L'étude en cours, supervisée par Dr Sylvie Dodin, titulaire de la Chaire et professeure-chercheuse à l'Hôpital Saint-François d'Assise, constitue la plus importante réalisée à ce jour concernant cette alternative aux antidépresseurs. Déjà, plus de 40 femmes ont terminé l'étude à laquelle se soumettront au total 144 femmes de la région de Québec âgées de 40 à 55 ans souffrant de dépression d'intensité légère à modérée. La dépression constituerait la plus importante cause d'incapacité au monde. Lors de la période entourant la ménopause, les niveaux d'estrogènes varient grandement. Les symptômes associés à ces changements hormonaux (bouffées de chaleur, troubles psychologiques et du sommeil) réduisent de façon importante la qualité de vie des femmes affectées.
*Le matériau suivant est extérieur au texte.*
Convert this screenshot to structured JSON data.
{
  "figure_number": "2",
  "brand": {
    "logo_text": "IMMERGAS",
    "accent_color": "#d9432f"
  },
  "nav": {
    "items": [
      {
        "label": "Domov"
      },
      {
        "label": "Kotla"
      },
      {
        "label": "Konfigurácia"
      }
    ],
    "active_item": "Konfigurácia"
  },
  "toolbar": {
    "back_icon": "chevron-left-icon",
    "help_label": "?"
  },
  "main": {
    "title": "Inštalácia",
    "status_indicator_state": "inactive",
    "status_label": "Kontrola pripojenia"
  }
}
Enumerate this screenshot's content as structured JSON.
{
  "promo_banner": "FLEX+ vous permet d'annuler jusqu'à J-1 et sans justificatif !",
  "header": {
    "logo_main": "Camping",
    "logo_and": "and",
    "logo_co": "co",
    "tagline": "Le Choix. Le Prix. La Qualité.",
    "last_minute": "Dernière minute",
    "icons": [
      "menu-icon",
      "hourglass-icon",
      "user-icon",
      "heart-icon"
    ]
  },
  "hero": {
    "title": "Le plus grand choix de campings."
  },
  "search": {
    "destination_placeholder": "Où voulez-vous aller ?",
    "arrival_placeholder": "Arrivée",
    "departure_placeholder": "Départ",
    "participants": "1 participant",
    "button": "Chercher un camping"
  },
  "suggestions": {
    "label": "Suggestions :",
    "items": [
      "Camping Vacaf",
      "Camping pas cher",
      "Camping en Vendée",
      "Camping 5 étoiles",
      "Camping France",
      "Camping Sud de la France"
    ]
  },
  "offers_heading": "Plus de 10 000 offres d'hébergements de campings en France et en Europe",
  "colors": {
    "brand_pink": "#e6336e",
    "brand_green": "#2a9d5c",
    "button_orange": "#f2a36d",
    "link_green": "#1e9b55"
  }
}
Depuis 20 ans, la proportion de personnes prenant des antidépresseurs a grandement augmenté. Pourtant, le niveau d'abandon des antidépresseurs demeure très élevé. Parallèlement, de nombreuses femmes se tournent vers d'autres solutions souvent dispendieuses dont l'efficacité n'a jamais été clairement prouvée. L'engouement de plus en plus marqué pour des traitements non médicamenteux devient donc un véritable enjeu de santé publique. Dans ce contexte, il était urgent pour les chercheurs de la Chaire d'évaluer avec rigueur la solution de remplacement "oméga-3" aux antidépresseurs, dont l'accessibilité au Canada n'est encore régie par aucune réglementation ou contrôle médical.

Les femmes intéressées à participer à cette recherche sont invitées à communiquer avec Geneviève Asselin au (418) 525-4444, poste 53662. Cette recherche s'adresse uniquement aux femmes âgées entre 40 et 55 ans souffrant de troubles dépressifs et ne prenant pas d'antidépresseurs, d'hormones de remplacement ou d'oméga-3 depuis les 3 derniers mois. La durée totale de l'étude sera de 8 semaines. Les femmes devront prendre 3 gélules d'oméga-3 ou de placebo par jour. Le sentiment de bien-être général et les symptômes de dépression et de détresse ainsi que la qualité de vie (troubles du sommeil, fatigue générale, limitations au travail et vie sexuelle), le nombre et l'intensité des bouffées de chaleur et des sueurs nocturnes seront évalués à l'aide de différents questionnaires.